TYLKO U NAS! Joanna Racewicz grzmi ws. wyborów prezydenckich. "To jest niebezpieczny sygnał dla Polski"
Za nami pierwsza tura wyborów prezydenckich w Polsce. W tym momencie już wiadomo, że w drugiej turze zmierzą się ze sobą Rafał Trzaskowski i Karol Nawrocki. Joanna Racewicz, znana dziennikarka, w rozmowie z naszą reporterką zabrała głos, nie ukrywając, że jest pełna obaw.
19 maja br. Państwowa Komisja Wyborcza opublikowała pełne wyniki pierwszej tury wyborów prezydenckich w Polsce. Najwięcej głosów zdobył Rafał Trzaskowski, na drugim miejscu znalazł się Karol Nawrocki, z kolei na trzecim Sławomir Mentzen.
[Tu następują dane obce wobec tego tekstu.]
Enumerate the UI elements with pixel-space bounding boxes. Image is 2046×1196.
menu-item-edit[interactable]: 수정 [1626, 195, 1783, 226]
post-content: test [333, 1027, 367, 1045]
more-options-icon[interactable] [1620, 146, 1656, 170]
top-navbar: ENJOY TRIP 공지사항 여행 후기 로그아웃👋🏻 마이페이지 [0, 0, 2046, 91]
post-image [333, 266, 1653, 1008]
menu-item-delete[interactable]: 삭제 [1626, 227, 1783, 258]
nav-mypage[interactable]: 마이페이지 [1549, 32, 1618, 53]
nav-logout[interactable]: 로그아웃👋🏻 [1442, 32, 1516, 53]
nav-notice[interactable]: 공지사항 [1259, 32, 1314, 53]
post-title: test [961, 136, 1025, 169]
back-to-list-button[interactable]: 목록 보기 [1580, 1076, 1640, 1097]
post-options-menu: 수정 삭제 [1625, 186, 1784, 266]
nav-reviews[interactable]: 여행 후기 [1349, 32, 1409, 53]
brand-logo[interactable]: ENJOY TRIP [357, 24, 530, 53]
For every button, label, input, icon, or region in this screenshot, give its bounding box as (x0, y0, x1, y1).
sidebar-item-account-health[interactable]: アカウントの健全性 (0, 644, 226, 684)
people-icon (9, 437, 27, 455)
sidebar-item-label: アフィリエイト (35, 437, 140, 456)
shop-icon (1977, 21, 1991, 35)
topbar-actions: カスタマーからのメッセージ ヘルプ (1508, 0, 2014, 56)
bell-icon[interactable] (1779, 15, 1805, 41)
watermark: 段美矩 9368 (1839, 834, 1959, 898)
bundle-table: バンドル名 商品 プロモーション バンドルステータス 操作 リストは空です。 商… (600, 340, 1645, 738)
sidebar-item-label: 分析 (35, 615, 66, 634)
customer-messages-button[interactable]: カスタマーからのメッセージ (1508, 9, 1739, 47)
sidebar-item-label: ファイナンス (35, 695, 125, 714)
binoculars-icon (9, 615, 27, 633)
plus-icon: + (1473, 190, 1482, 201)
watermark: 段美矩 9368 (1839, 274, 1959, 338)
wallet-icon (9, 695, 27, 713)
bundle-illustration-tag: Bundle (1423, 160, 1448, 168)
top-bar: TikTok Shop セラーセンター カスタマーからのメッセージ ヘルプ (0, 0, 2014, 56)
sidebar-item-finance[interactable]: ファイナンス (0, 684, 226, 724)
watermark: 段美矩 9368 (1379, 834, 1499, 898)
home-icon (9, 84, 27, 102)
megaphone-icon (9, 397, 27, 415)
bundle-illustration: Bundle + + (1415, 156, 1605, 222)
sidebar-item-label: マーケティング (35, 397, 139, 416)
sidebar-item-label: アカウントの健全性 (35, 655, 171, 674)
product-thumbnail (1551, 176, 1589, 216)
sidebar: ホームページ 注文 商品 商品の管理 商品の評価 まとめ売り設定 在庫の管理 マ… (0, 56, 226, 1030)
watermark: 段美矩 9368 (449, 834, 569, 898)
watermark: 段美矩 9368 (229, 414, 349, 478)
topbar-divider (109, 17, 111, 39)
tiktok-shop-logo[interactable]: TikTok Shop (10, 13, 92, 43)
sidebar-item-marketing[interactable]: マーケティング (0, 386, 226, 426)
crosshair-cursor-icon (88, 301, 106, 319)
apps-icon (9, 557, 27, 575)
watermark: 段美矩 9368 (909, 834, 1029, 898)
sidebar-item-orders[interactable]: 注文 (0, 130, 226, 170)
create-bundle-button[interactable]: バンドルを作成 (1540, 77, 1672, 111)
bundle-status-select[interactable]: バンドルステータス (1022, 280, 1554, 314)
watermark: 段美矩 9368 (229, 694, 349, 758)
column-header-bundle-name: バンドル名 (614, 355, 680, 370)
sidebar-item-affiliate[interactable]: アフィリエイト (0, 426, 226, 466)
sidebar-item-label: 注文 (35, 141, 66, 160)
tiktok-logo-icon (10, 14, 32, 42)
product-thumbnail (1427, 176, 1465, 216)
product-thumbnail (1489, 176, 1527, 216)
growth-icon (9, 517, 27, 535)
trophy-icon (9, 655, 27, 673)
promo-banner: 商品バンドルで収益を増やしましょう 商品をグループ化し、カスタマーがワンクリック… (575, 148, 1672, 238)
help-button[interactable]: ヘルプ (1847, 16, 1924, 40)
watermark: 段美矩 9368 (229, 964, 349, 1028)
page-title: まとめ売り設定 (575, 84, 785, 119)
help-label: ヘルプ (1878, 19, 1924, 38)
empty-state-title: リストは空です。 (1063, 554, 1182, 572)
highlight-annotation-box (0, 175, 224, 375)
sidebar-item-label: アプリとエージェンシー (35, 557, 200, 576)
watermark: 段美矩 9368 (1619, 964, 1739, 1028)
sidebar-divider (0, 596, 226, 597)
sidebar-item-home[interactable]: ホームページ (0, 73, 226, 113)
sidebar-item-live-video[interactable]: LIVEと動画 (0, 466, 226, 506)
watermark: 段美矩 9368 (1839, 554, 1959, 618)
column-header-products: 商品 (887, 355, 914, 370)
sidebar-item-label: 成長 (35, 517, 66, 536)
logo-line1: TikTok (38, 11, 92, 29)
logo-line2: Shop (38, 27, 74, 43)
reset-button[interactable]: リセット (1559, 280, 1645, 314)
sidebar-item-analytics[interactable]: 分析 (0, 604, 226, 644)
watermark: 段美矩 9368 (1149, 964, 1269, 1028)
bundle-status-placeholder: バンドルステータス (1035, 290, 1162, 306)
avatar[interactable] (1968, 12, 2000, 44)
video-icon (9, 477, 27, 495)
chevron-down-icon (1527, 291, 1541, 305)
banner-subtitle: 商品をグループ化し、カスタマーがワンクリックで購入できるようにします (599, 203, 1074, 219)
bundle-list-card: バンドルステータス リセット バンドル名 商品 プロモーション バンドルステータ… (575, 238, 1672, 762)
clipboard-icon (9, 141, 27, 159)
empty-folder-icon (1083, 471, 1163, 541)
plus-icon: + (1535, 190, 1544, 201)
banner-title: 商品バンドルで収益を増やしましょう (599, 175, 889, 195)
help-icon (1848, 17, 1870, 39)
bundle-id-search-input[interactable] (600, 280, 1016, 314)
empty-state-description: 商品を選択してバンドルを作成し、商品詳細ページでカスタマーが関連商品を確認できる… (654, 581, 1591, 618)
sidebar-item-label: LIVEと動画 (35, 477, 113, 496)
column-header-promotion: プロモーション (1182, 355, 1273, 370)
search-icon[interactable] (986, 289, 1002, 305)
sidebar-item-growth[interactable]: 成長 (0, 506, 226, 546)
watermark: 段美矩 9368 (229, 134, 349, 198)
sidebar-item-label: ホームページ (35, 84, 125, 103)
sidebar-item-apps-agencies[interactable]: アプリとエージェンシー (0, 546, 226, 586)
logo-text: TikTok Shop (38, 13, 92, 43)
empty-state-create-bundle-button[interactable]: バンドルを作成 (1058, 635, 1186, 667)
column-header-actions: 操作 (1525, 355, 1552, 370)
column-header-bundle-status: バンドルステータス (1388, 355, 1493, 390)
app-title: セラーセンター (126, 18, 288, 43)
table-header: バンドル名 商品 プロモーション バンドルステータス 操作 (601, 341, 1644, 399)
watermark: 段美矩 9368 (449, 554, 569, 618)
Największym zaskoczeniem dla wielu było jednak znaczne poparcie dla Grzegorza Brauna, który zajął 4. miejsce w głosowaniu. Szymon Hołownia był 5.
Joanna Racewicz mówi o wynikach pierwszej tury wyborów prezydenckich w Polsce
Joanna Racewicz jest aktywna na Instagramie, gdzie często komentuje wydarzenia społeczno-polityczne. Teraz nasza reporterka, Karolina Motylewska, poprosiła ją o komentarz ws. wyników pierwszej tury wyborów. Racewicz nie gryzła się w język:
Pierwsza trójka była raczej do przewidzenia i nie było tu niespodzianek. Natomiast czwarte miejsce jest poważnym sygnałem, że Polska skręca w prawą stronę bardziej, niż nam się wydawało. Ok, każdy ma prawo wybierać według swojego sumienia i własnych przekonań, ale jeśli w tym DNA mieszczą się zdania krzywdzące kobiety, inności, mniejszości, bieganie z gaśnicą po Sejmie, aresztowanie lekarki w szpitalu i mówienie słów haniebnych o kobietach, to nie jest to moje plemię. To jest niebezpieczny sygnał dla Polski.
Następnie dodała:
Nie sądziłam, że kiedykolwiek pomyślę sobie, że chciałabym, abyśmy obudzili się, jakbyśmy byli w Bukareszcie, jakbyśmy byli drugą Rumunią. Ale dokładnie tak - chcę to powiedzieć - dzisiaj prawie dwa tygodnie przed drugą turą wyborów, dobrze byłoby obudzić się w nieco innej rzeczywistości niż ta, która wynika z arytmetyki, bo jak zsumujemy głosy z prawej strony, to sytuacja nie wygląda najciekawiej.
Przypomnijmy, że w drugiej turze wyborów w Rumunii zwycięstwo odniósł Nicușor Dan – liberał i zwolennik integracji europejskiej. Wygrał on z Georgem Simionem ze skrajnie prawicowej i nacjonalistycznej partii AUR.